For years Hemingway had experienced gender dysphoria. He experimented with wearing women's clothes on a number of occasions.[20] Wife Valerie wrote:[9]
All his life Greg fought a losing battle against this crippling illness. He lacked critical early help because his parents were unable or unwilling to accept his condition nor could he come to terms with it himself for a long time, taking up the study of medicine in the hope that he would find a cure, or at least a solace. Failing that, he developed an alternate persona, a character into which he could retreat from the unbearable responsibilities of being, among other things, his father's son, and of never ever measuring up to what was expected of him, or to what he expected of himself.
He considered gender reassignment surgery as early as 1973[21] and had the surgery in 1995 and began using the name Gloria on occasion.[22] Despite the surgery, Hemingway, presenting as a man, remarried Galliher in 1997 in Washington state.[23]
His public persona remained male. As Gregory, he gave occasional interviews about his father as late as 1999.[24] In July of that year he attended events marking the centenary of Ernest Hemingway's birth in Oak Park, Illinois.[25] He also spoke at the dedication of the Hemingway-Pfeiffer Museum in his mother's family home in Piggott, Arkansas, when it opened on July 4, 1999.[26]
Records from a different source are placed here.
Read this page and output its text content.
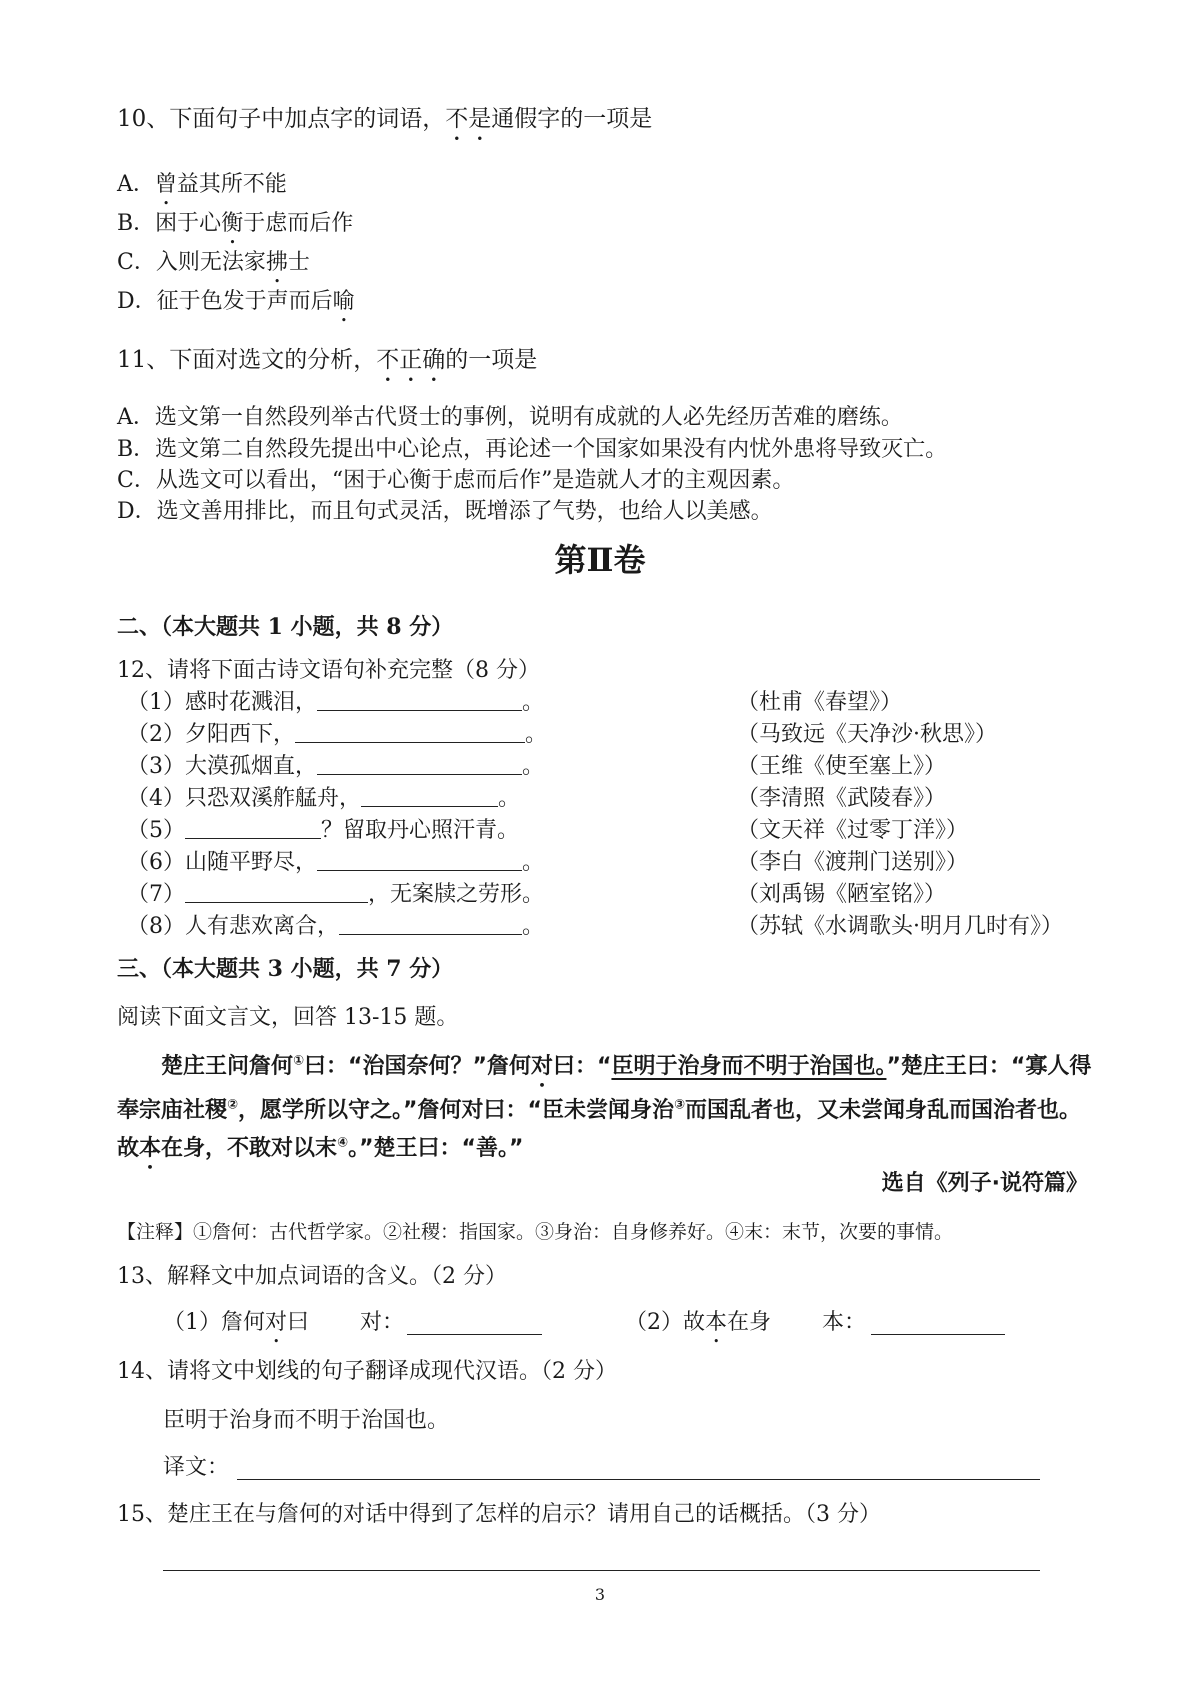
10、下面句子中加点字的词语，不是通假字的一项是
A．曾益其所不能
B．困于心衡于虑而后作
C．入则无法家拂士
D．征于色发于声而后喻
11、下面对选文的分析，不正确的一项是
A．选文第一自然段列举古代贤士的事例，说明有成就的人必先经历苦难的磨练。
B．选文第二自然段先提出中心论点，再论述一个国家如果没有内忧外患将导致灭亡。
C．从选文可以看出，“困于心衡于虑而后作”是造就人才的主观因素。
D．选文善用排比，而且句式灵活，既增添了气势，也给人以美感。
第Ⅱ卷
二、（本大题共 1 小题，共 8 分）
12、请将下面古诗文语句补充完整（8 分）
（1）感时花溅泪，	。	（杜甫《春望》）
（2）夕阳西下，	。	（马致远《天净沙·秋思》）
（3）大漠孤烟直，	。	（王维《使至塞上》）
（4）只恐双溪舴艋舟，	。	（李清照《武陵春》）
（5）	？留取丹心照汗青。	（文天祥《过零丁洋》）
（6）山随平野尽，	。	（李白《渡荆门送别》）
（7）	，无案牍之劳形。	（刘禹锡《陋室铭》）
（8）人有悲欢离合，	。	（苏轼《水调歌头·明月几时有》）
三、（本大题共 3 小题，共 7 分）
阅读下面文言文，回答 13-15 题。

楚庄王问詹何①曰：“治国奈何？”詹何对曰：“臣明于治身而不明于治国也。”楚庄王曰：“寡人得奉宗庙社稷②，愿学所以守之。”詹何对曰：“臣未尝闻身治③而国乱者也，又未尝闻身乱而国治者也。故本在身，不敢对以末④。”楚王曰：“善。”

选自《列子·说符篇》
【注释】①詹何：古代哲学家。②社稷：指国家。③身治：自身修养好。④末：末节，次要的事情。
13、解释文中加点词语的含义。（2 分）
（1）詹何对曰 对：	（2）故本在身 本：
14、请将文中划线的句子翻译成现代汉语。（2 分）
臣明于治身而不明于治国也。
译文：
15、楚庄王在与詹何的对话中得到了怎样的启示？请用自己的话概括。（3 分）
3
Hemingway's transition from male to female was a long process left incomplete at death. He had breast implant surgery on one breast and then had it reversed.[9] He was sometimes seen in women's attire.[9] Yet dressed as a man he frequented a local tavern and presented as what a patron called "just one of the guys."[9] When arrested just days before his death, the police report said that he first gave the name Greg Hemingway and then changed it to Gloria.[18]
Hemingway died October 1, 2001, of hypertension and cardiovascular disease in Miami-Dade Women's Detention Center. On the day of his death, he was due in court to answer charges of indecent exposure and resisting arrest without violence.[18] He had been living in Florida for more than ten years. All the children survived him.[7]
Most publications wrote obituaries under the name Gregory, but Time published a brief notice of the death of "Gloria Hemingway, 69, transsexual youngest son turned daughter of novelist Ernest Hemingway" and noted the novelist once said Gregory had "the biggest dark side in the family except me."[27] The gravestone in the town cemetery in Ketchum, Idaho reads: "Dr. Gregory Hancock Hemingway 1931-2001".[28]
Hemingway left two wills. One will left most of the $7,000,000 estate to Galliher, the other left most of it to Hemingway's children.[23][29] The children challenged the will that named Galliher as heir, claiming that Galliher was not legally Hemingway's widow since Hemingway's home state of Florida did not recognize same-sex marriages. The parties eventually reached an undisclosed settlement.[19]
Daughter Lorian Hemingway wrote about her father in the 1999 book Walk on Water: A Memoir.[30] Son Edward, an artist, published his first illustrated children's book Bump in the Night in 2008.[31] Son John wrote the critically acclaimed memoir Strange Tribe: A Family Memoir.[32] Son Patrick is a professional photographer based in Vancouver, British Columbia, Canada.